Haïti pourrait être le pari le plus risqué pour Erik Prince, et un moyen de retrouver les bonnes grâces du complexe militaro-industriel de Washington.
Blackwater, la société de Prince – désormais baptisée Constellis dans sa dernière version – a régné pendant la guerre mondiale contre le terrorisme, mais a laissé derrière elle une série d’incidents désastreux, dont le plus tristement célèbre est le massacre de Nisour en Irak en 2007, où les mercenaires de Blackwater ont tué 17 civils. Ceci, ajouté à sa volonté, ces dernières années, de travailler pour des gouvernements étrangers dans des conflits et pour les forces de l’ordre du monde entier, a fait de Prince l’un des entrepreneurs les plus controversés au monde.

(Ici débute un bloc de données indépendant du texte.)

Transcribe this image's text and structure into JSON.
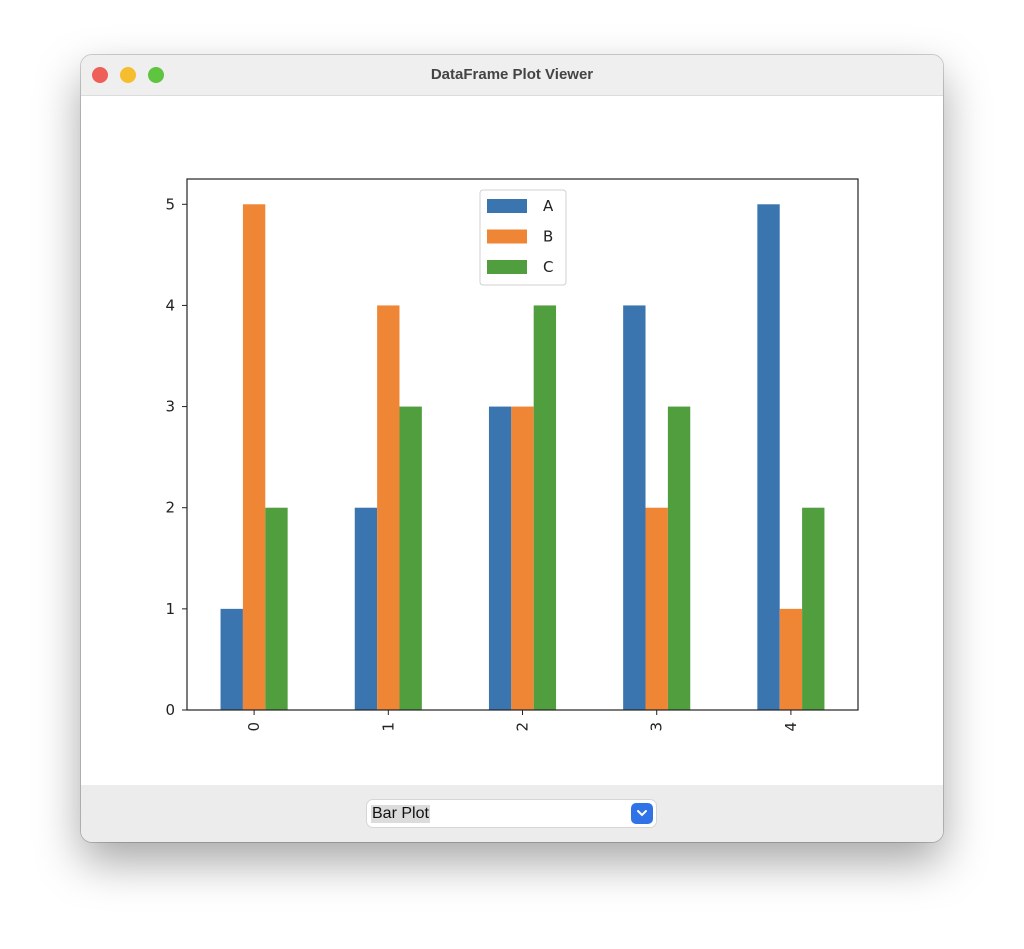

Prince a vendu Blackwater en 2010, mais continue de se livrer au mercenariat privé. En effet, Haïti, désespérée, l’a engagé pour « mener des opérations meurtrières » contre les groupes armés, qui contrôlent environ 85 % de la capitale haïtienne, Port-au-Prince.
Comme l’a rapporté le New York Times la semaine dernière, Prince enverra environ 150 mercenaires privés en Haïti au cours de l’été. Il conseillera la police haïtienne sur la lutte contre les groupes armés haïtiens, où certains mercenaires engagés par Prince utilisent déjà des drones d’attaque pour éliminer les chefs de gangs. Le gouvernement américain ne serait pas impliqué.
Resurgissant après une longue absence des cercles de Washington, l’aventure haïtienne de Prince coïncide avec plusieurs candidatures concurrentes pour l’actuelle Maison-Blanche, qui, sous le premier mandat de Trump, a rejeté un projet de Prince visant à privatiser la guerre en Afghanistan.
Mais ce que Prince a à gagner dans cette aventure pourrait bien être la perte d’Haïti. En effet, les entrepreneurs privés de Prince, opérant dans une zone juridiquement floue au sein d’une zone de conflit fonctionnelle, pourraient semer la pagaille – après un héritage d’ingérence occidentale qui a miné les affaires du pays.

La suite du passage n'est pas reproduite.